Of course I waited an hour mostly to check if it ever comes up.
Then I verified that this was because of DNS, applied some evident tricks and 
voila 4 minutes was enough after the next restart.

> Now if venus is restarted but the network is not available, DNS queries
> actually do time out if there is no response from the DNS servers in
> this case Coda falls back on previously cached information for the realm.

Exactly, but it takes an hour :)
At least when you have three realms and 5 servers to talk to.

> The DNS timeout could be quite long, because there are several levels of
> fallback going on, at the highest level, venus first tries SRV records
> and then falls back on doing a normal A record lookup. Below that the
> resolver library may try various aliases that are defined by the
> 'search' option in /etc/resolv.conf (although I think I've tried to
> disable that type of expansion) as well as sequentially trying each
> defined upstream DNS server. So if you have 3 servers it actually
> iterates over each of those before it gives up. And on each following
> query it will probably just try all of the servers again. libresolv by
> itself doesn't do any caching, so each lookup has to go across the net.

The libresolv design is quite old...

> Having a local DNS cache helps a lot because it caches both successful
> as well as failed lookups and avoids a lot of network traffic, but in
> some cases also handles things like only sending DNS queries to servers
> that are known to be reachable. I've successfully used both dnsmasq as
> well as pdns.

> Something like ifplugd or networkmanager can automatically bring the
> interface up or down when the network cable is connected or removed.

> Install networkmanager or ifplugd, or use a local dns cache like
> dnsmasq, pdnsd, or even a caching only bind/named.

Unfortunately as I already pointed out:

> > Both have two major drawbacks though:
> > - require root privileges and possibly questionnable changes
> >   in the local setup
> > - represent an extra burden

So yes there are workarounds, but not a solution.

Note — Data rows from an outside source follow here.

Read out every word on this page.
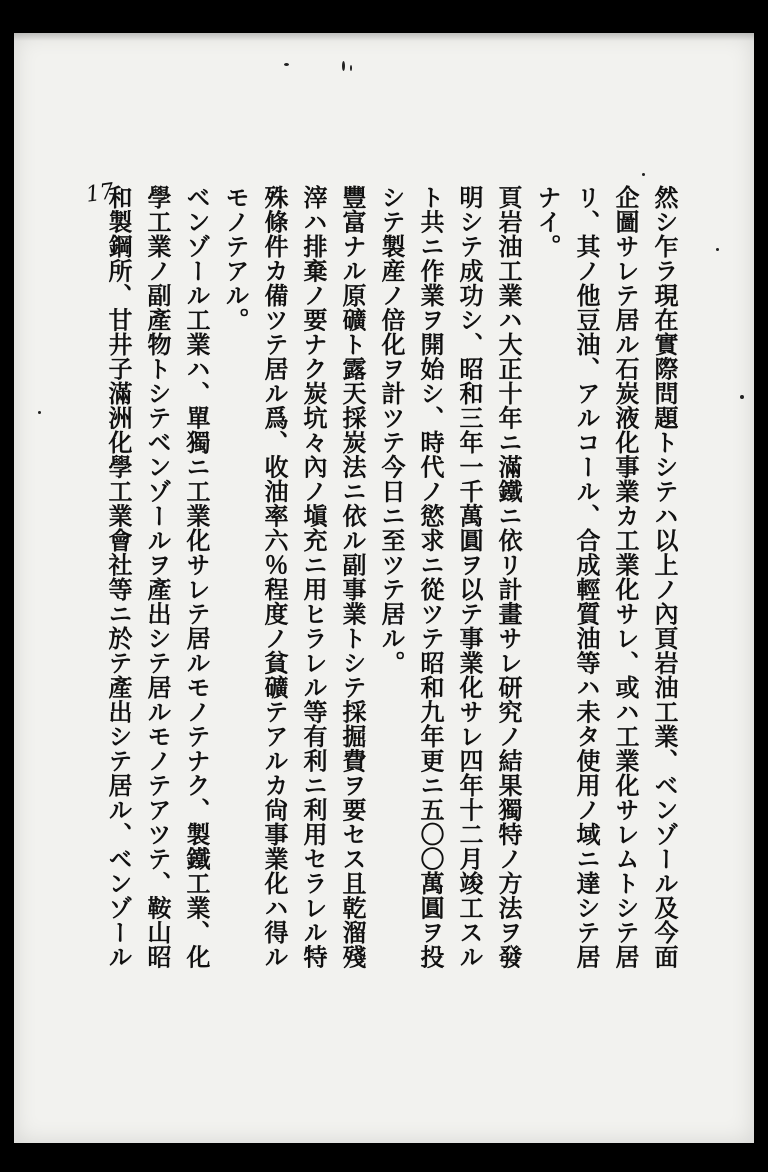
17	然シ乍ラ現在實際問題トシテハ以上ノ內頁岩油工業、ベンゾール及今面
企圖サレテ居ル石炭液化事業カ工業化サレ、或ハ工業化サレムトシテ居
リ、其ノ他豆油、アルコール、合成輕質油等ハ未タ使用ノ域ニ達シテ居
ナイ。
頁岩油工業ハ大正十年ニ滿鐵ニ依リ計畫サレ研究ノ結果獨特ノ方法ヲ發
明シテ成功シ、昭和三年一千萬圓ヲ以テ事業化サレ四年十二月竣工スル
ト共ニ作業ヲ開始シ、時代ノ慾求ニ從ツテ昭和九年更ニ五〇〇萬圓ヲ投
シテ製産ノ倍化ヲ計ツテ今日ニ至ツテ居ル。
豐富ナル原礦ト露天採炭法ニ依ル副事業トシテ採掘費ヲ要セス且乾溜殘
滓ハ排棄ノ要ナク炭坑々內ノ塡充ニ用ヒラレル等有利ニ利用セラレル特
殊條件カ備ツテ居ル爲、收油率六％程度ノ貧礦テアルカ尙事業化ハ得ル
モノテアル。
ベンゾール工業ハ、單獨ニ工業化サレテ居ルモノテナク、製鐵工業、化
學工業ノ副產物トシテベンゾールヲ產出シテ居ルモノテアツテ、鞍山昭
和製鋼所、甘井子滿洲化學工業會社等ニ於テ產出シテ居ル、ベンゾール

> > How hard is it? Do we need a non-standard/non-existent DNS-resolver
> > library?
> 
> Right, the lack of DNS caching is really a libresolve issue. DNS has

So, my conclusion is that Venus can gain a lot from avoiding libresolv
and using an asynchronous resolver library. Then we could have to wait for
no more than one DNS timeout (and be able to choose its value).
To avoid introducing a hard dependency this could be conditional,
so that the existing code interfacing to libresolv could be compiled at will
when we do not want to bring along another library.

I have made a brief look at c-ares. It seems to lack support for SRV lookups
but there are patches to add that.
There are no license problems.
A compiled library for i486 is 39088 bytes (without a patch), not a big deal,
libresolv is bigger :)

There is also adns which seems to have support for SRV-records. It is GPL.
I haven't tried to compile it.

Any chance of Venus doing asynchronous DNS lookups, at least as a compile
option?

Best regards,
Rune
Received on 2007-10-27 04:58:24